Menjawab Kebingungan ‘Mahasiswa FIB Lulus Jadi Apa?’ lewat FIB Career Talk

Azaina
732 views

Sebagai seorang mahasiswa Fakultas Ilmu Budaya, maklum rasanya jika kebingungan menghadapi persoalan yang kerap ditemui: “lulus mau jadi apa?” Pertanyaan ini kerap menghantui banyak mahasiswa FIB karena pandangan meremehkan orang awam terhadap bidang keilmuan yang dipelajari. Padahal, sadar atau tidak, satu dari bidang keilmuan itu merupakan dasar dari kehidupan manusia, yaitu bahasa.

BEM Gama FIB hadir membawakan seri webinar yang menjadi usaha mereka untuk menjawab pertanyaan-pertanyaan mengenai nasib karier dari mahasiswa maupun alumni FIB. Menghadirkan enam pembicara yang berkompeten di bidangnya masing-masing, Webinar Series: FIB Career Talk 2021 menjadi salah satu jalan untuk menanggapi keresahan perihal profesi lulusan FIB yang tidak ada habisnya.

“Webinar ini diadakan untuk memberikan gambaran karier yang dapat ditempuh oleh mahasiswa maupun lulusan FIB. Diharapkan, kegiatan ini dapat memenuhi kebutuhan mahasiswa dan alumni FIB sehingga para peserta dapat mengetahui lebih dalam dan mempersiapkan diri dengan lebih matang,” terang Bilqis Meuthia, selaku ketua pelaksana, saat memberikan sambutan di hari pertama Webinar Series (05/06).

Kekhawatiran mahasiswa dan alumni FIB dengan segera saja diatasi melalui webinar bertema Career Guidance for Our Future ini. Menjadi sebuah rangkaian, Webinar Series karier ini diadakan selama tiga pekan berturut-turut dengan tiga subtema berbeda tiap pertemuannya. Masing-masing subtema yang diambil pun tidak sembarangan, ketiganya saling berkaitan satu sama lain sebagai tiga bidang keilmuan yang dipelajari oleh mahasiswa FIB, yaitu linguistik, kesastraan, dan diplomasi. Ketiga bidang ini juga bisa menjadi dasar bagi para alumni untuk menentukan karier profesi ke depannya.

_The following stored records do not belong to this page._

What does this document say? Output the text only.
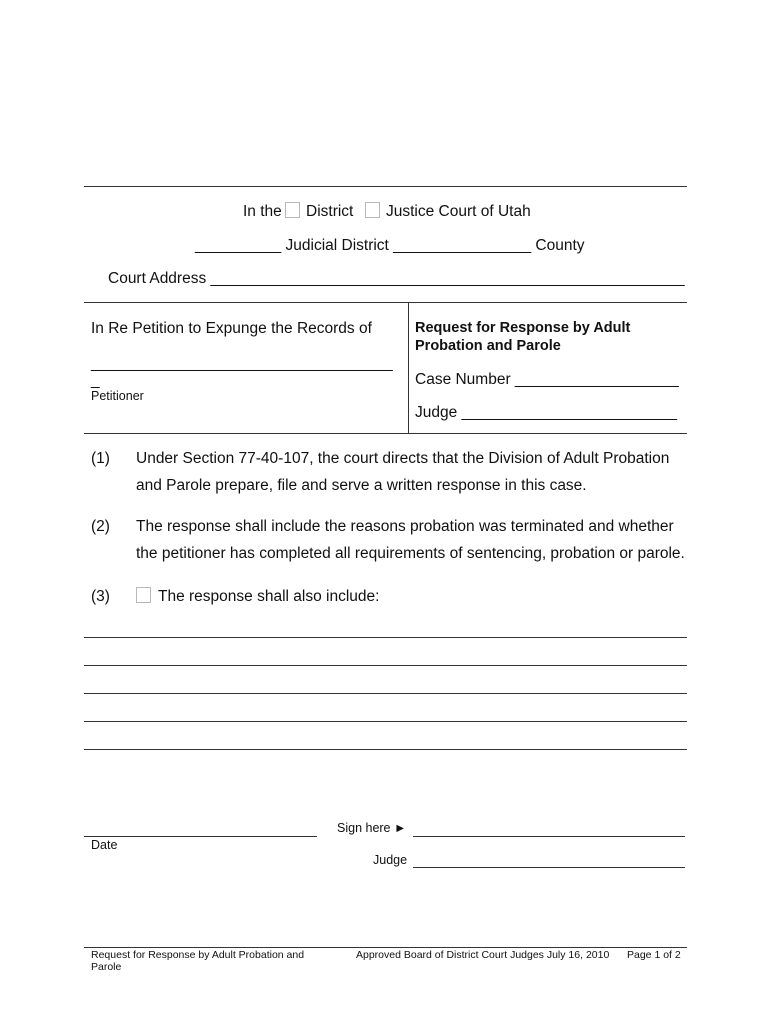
In the District Justice Court of Utah
__________ Judicial District ________________ County
Court Address _______________________________________________________
In Re Petition to Expunge the Records of
___________________________________
_
Petitioner
Request for Response by Adult
Probation and Parole
Case Number ___________________
Judge _________________________
(1) Under Section 77-40-107, the court directs that the Division of Adult Probation
and Parole prepare, file and serve a written response in this case.
(2) The response shall include the reasons probation was terminated and whether
the petitioner has completed all requirements of sentencing, probation or parole.
(3)	The response shall also include:
Date
Sign here ►
Judge
Request for Response by Adult Probation and
Parole
Approved Board of District Court Judges July 16, 2010 Page 1 of 2
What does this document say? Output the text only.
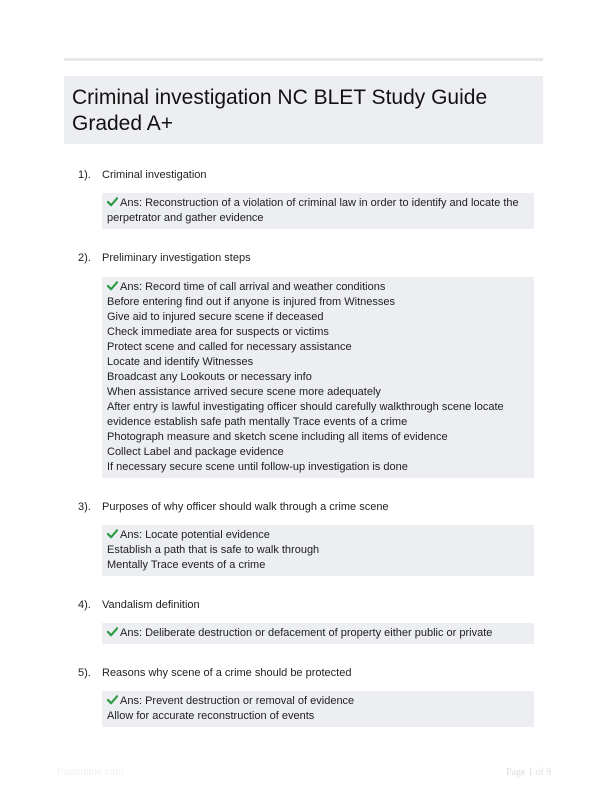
Criminal investigation NC BLET Study Guide Graded A+
1). Criminal investigation
Ans: Reconstruction of a violation of criminal law in order to identify and locate the
perpetrator and gather evidence
2). Preliminary investigation steps
Ans: Record time of call arrival and weather conditions
Before entering find out if anyone is injured from Witnesses
Give aid to injured secure scene if deceased
Check immediate area for suspects or victims
Protect scene and called for necessary assistance
Locate and identify Witnesses
Broadcast any Lookouts or necessary info
When assistance arrived secure scene more adequately
After entry is lawful investigating officer should carefully walkthrough scene locate
evidence establish safe path mentally Trace events of a crime
Photograph measure and sketch scene including all items of evidence
Collect Label and package evidence
If necessary secure scene until follow-up investigation is done
3). Purposes of why officer should walk through a crime scene
Ans: Locate potential evidence
Establish a path that is safe to walk through
Mentally Trace events of a crime
4). Vandalism definition
Ans: Deliberate destruction or defacement of property either public or private
5). Reasons why scene of a crime should be protected
Ans: Prevent destruction or removal of evidence
Allow for accurate reconstruction of events
Papertible.com	Page 1 of 9
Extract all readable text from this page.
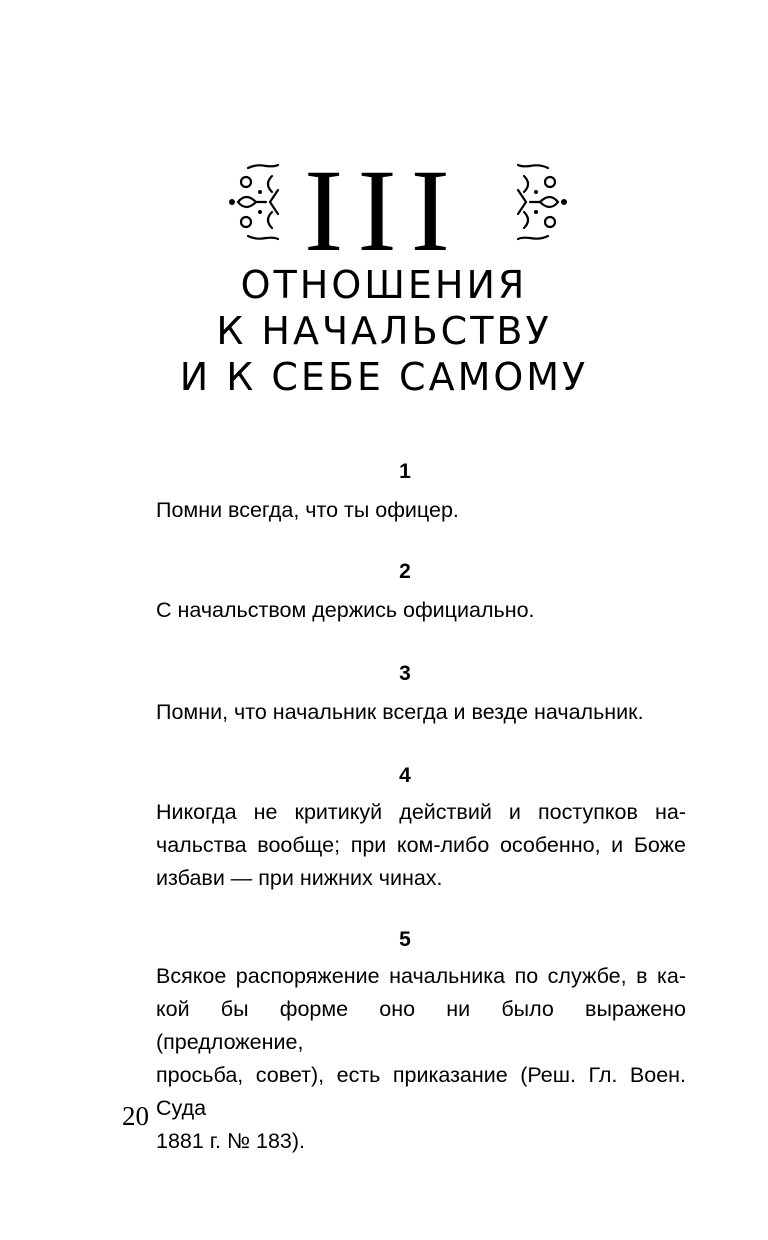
III
ОТНОШЕНИЯ
К НАЧАЛЬСТВУ
И К СЕБЕ САМОМУ
1
Помни всегда, что ты офицер.
2
С начальством держись официально.
3
Помни, что начальник всегда и везде начальник.
4
Никогда не критикуй действий и поступков на-
чальства вообще; при ком-либо особенно, и Боже
избави — при нижних чинах.
5
Всякое распоряжение начальника по службе, в ка-
кой бы форме оно ни было выражено (предложение,
просьба, совет), есть приказание (Реш. Гл. Воен. Суда
1881 г. № 183).
20
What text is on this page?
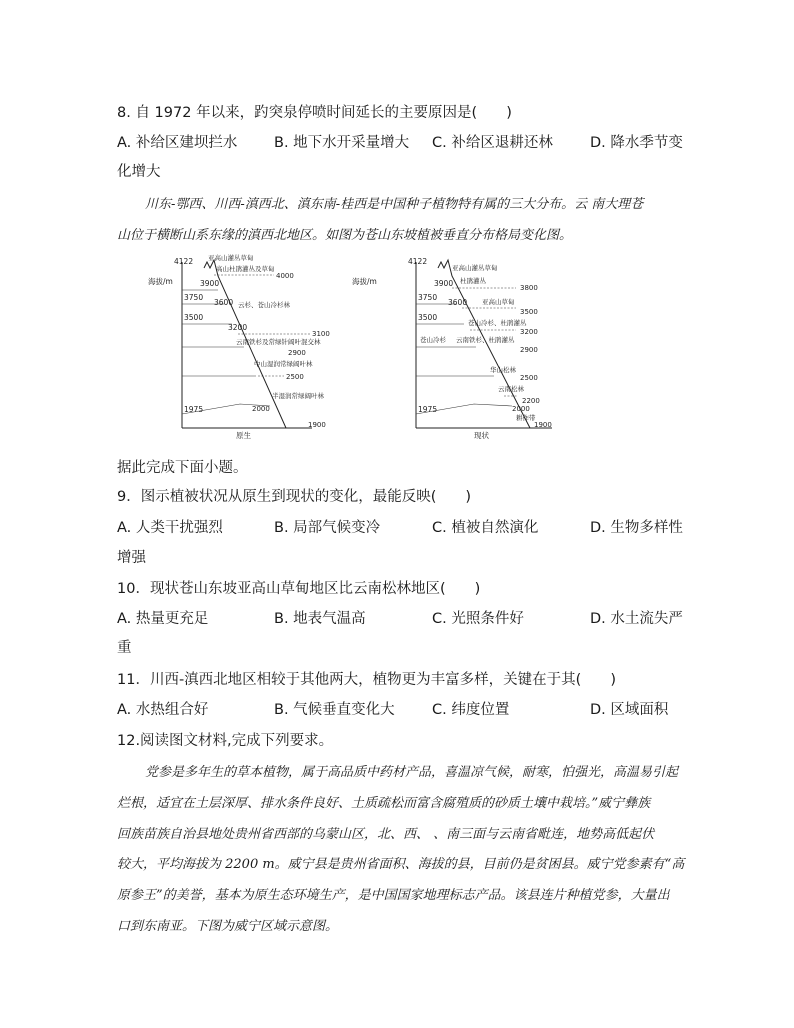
8. 自 1972 年以来，趵突泉停喷时间延长的主要原因是(　　)
A. 补给区建坝拦水	B. 地下水开采量增大 C. 补给区退耕还林	D. 降水季节变
化增大
川东-鄂西、川西-滇西北、滇东南-桂西是中国种子植物特有属的三大分布。云 南大理苍
山位于横断山系东缘的滇西北地区。如图为苍山东坡植被垂直分布格局变化图。
海拔/m
4122 亚高山灌丛草甸
高山杜鹃灌丛及草甸
4000
3900
3750
3600 云杉、苍山冷杉林
3500
3200
3100
云南铁杉及常绿针阔叶混交林
2900
中山湿润常绿阔叶林
2500
半湿润常绿阔叶林
1975	2000
1900
原生
海拔/m
4122
亚高山灌丛草甸
3900 杜鹃灌丛
3800
3750
3600 亚高山草甸
3500
3500
苍山冷杉、杜鹃灌丛
3200
苍山冷杉 云南铁杉、杜鹃灌丛
2900
华山松林
2500
云南松林
2200
1975	2000
耕作带
1900
现状
据此完成下面小题。
9．图示植被状况从原生到现状的变化，最能反映(　　)
A. 人类干扰强烈	B. 局部气候变冷	C. 植被自然演化	D. 生物多样性
增强
10．现状苍山东坡亚高山草甸地区比云南松林地区(　　)
A. 热量更充足	B. 地表气温高	C. 光照条件好	D. 水土流失严
重
11．川西-滇西北地区相较于其他两大，植物更为丰富多样，关键在于其(　　)
A. 水热组合好	B. 气候垂直变化大	C. 纬度位置	D. 区域面积
12.阅读图文材料,完成下列要求。
党参是多年生的草本植物，属于高品质中药材产品，喜温凉气候，耐寒，怕强光，高温易引起
烂根，适宜在土层深厚、排水条件良好、土质疏松而富含腐殖质的砂质土壤中栽培。”威宁彝族
回族苗族自治县地处贵州省西部的乌蒙山区，北、西、 、南三面与云南省毗连，地势高低起伏
较大，平均海拔为 2200 m。威宁县是贵州省面积、海拔的县，目前仍是贫困县。威宁党参素有“高
原参王”的美誉，基本为原生态环境生产，是中国国家地理标志产品。该县连片种植党参，大量出
口到东南亚。下图为威宁区域示意图。
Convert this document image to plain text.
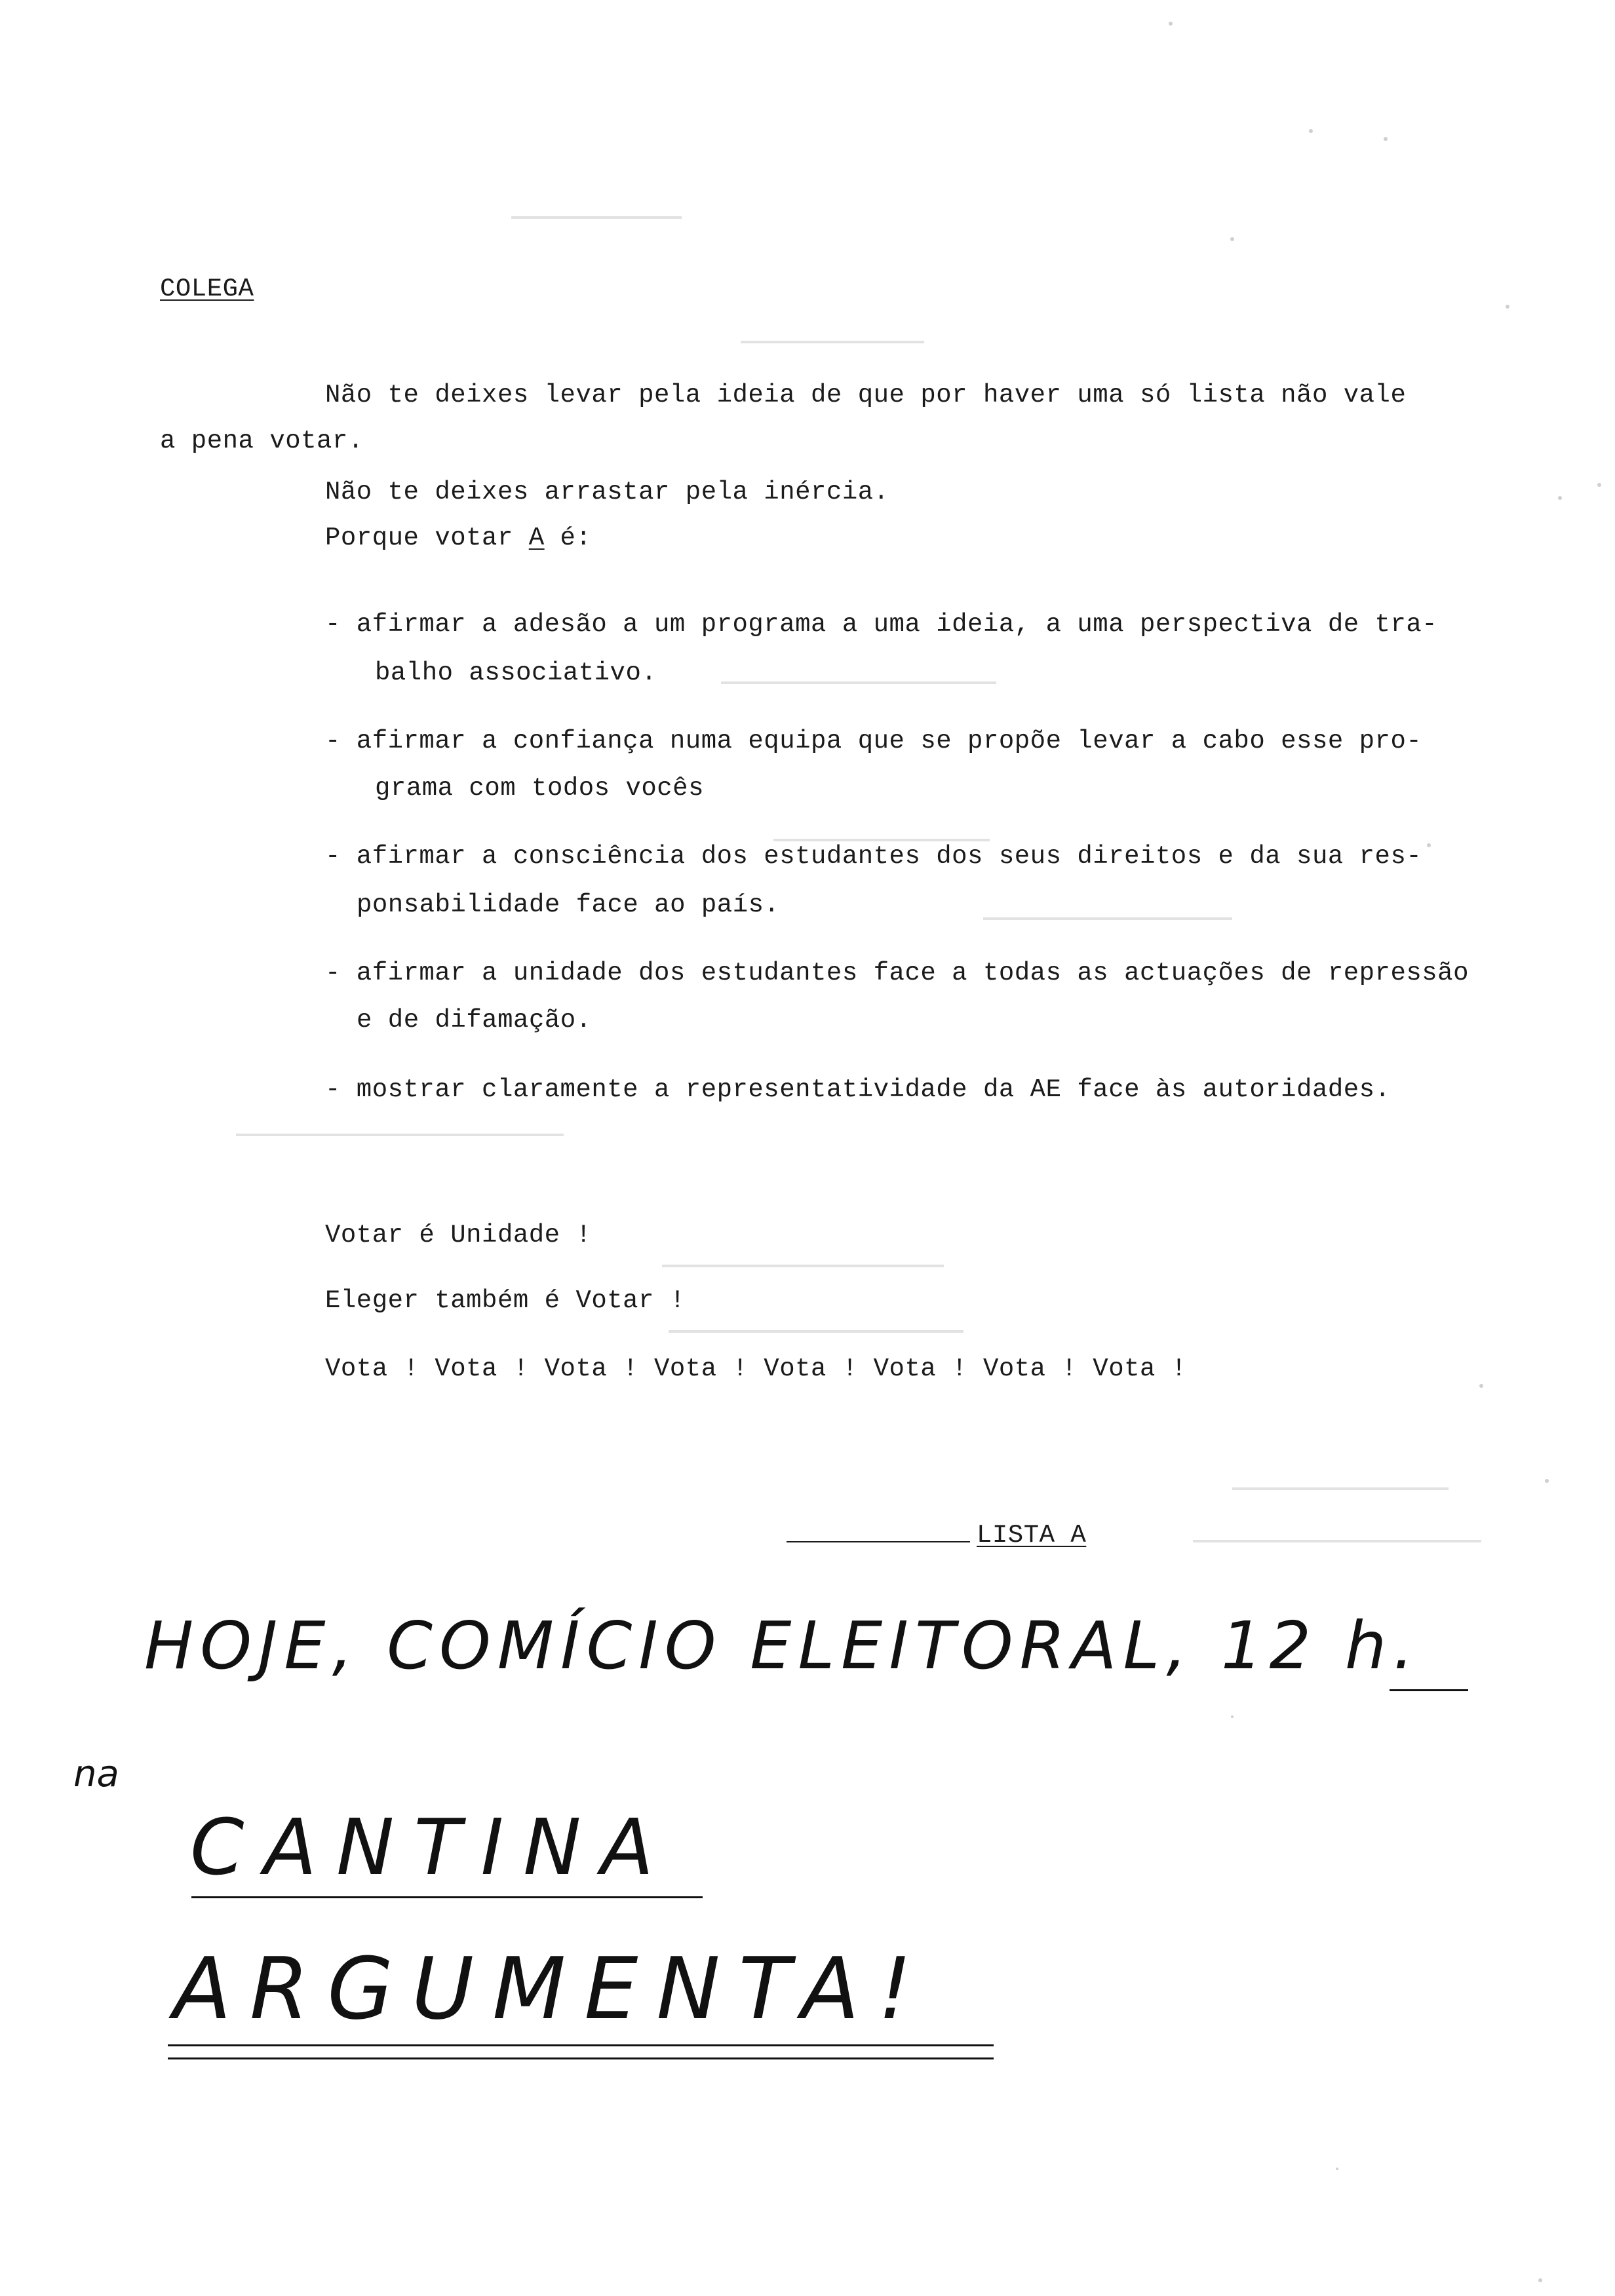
COLEGA
Não te deixes levar pela ideia de que por haver uma só lista não vale
a pena votar.
Não te deixes arrastar pela inércia.
Porque votar A é:
- afirmar a adesão a um programa a uma ideia, a uma perspectiva de tra-
balho associativo.
- afirmar a confiança numa equipa que se propõe levar a cabo esse pro-
grama com todos vocês
- afirmar a consciência dos estudantes dos seus direitos e da sua res-
ponsabilidade face ao país.
- afirmar a unidade dos estudantes face a todas as actuações de repressão
e de difamação.
- mostrar claramente a representatividade da AE face às autoridades.
Votar é Unidade !
Eleger também é Votar !
Vota ! Vota ! Vota ! Vota ! Vota ! Vota ! Vota ! Vota !
LISTA A
HOJE, COMÍCIO ELEITORAL, 12 h.
na
CANTINA
ARGUMENTA!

Seri pertama webinar, pada Sabtu, 05 Juni 2021, Departemen Akademik dan Prestasi BEM Gama FIB, sebagai inisiator acara, menghadirkan dua pembicara di bidang linguistik, yakni Nani Darmayanti, M.Hum., Ph.D. dan Himawan Pradipta, S.Hum.. Uniknya, keduanya membahas linguistik sebagai profesi dari dua sudut pandang yang berbeda; Nani Darmayanti melalui pengalamannya sebagai dosen linguistik, sedangkan Himawan Pradipta melalui pengalamannya sebagai seorang product copywriter. Acara ini kemudian dipandu oleh Muhammad Wildan Febrian sebagai moderator.

Webinar diawali oleh penjelasan Nani Darmayanti yang mengajukan premis: is linguistics a good career? Pertanyaan pembuka tersebut lantas dikupasnya satu per satu. Menurutnya, terdapat dua faktor yang menjadi pondasi sebuah karier, yaitu pendidikan dan pengalaman. Dalam kasus generasi Z, yakni mahasiswa dan fresh graduate dari FIB, terdapat beberapa profesi yang tengah banyak digandrungi: editor, penulis, wartawan, copywriter, content writer, konsultan bahasa, pengajar, penerjemah, dan terapis bahasa. Namun, lanjut Nani, semua profesi tersebut kembali lagi pada potensi dan karakteristik yang dimiliki oleh diri sendiri.

Sedikit mengerucut lebih dalam, webinar dilanjutkan dengan pembahasan salah satu profesi yang dapat ditempuh oleh lulusan FIB, yakni copywriter. Himawan Pradipta menjelaskan mengenai copy research yang menjadi gabungan antara ilmu linguistik dengan riset. Copy research merupakan bidang riset pemasaran spesifik yang menentukan efektivitas tulisan dari tanggapan, umpan balik, dan perilaku pengguna. Dipahami lebih dalam, copy research ternyata bersinggungan dengan rasa bahasa yang dapat dianalisis melalui psikolinguistik dan sosiolinguistik. Selain itu, kebahasaan dalam profesi ini diperlukan saat melakukan testing dan highliter test yang biasanya membutuhkan keahlian proofreading.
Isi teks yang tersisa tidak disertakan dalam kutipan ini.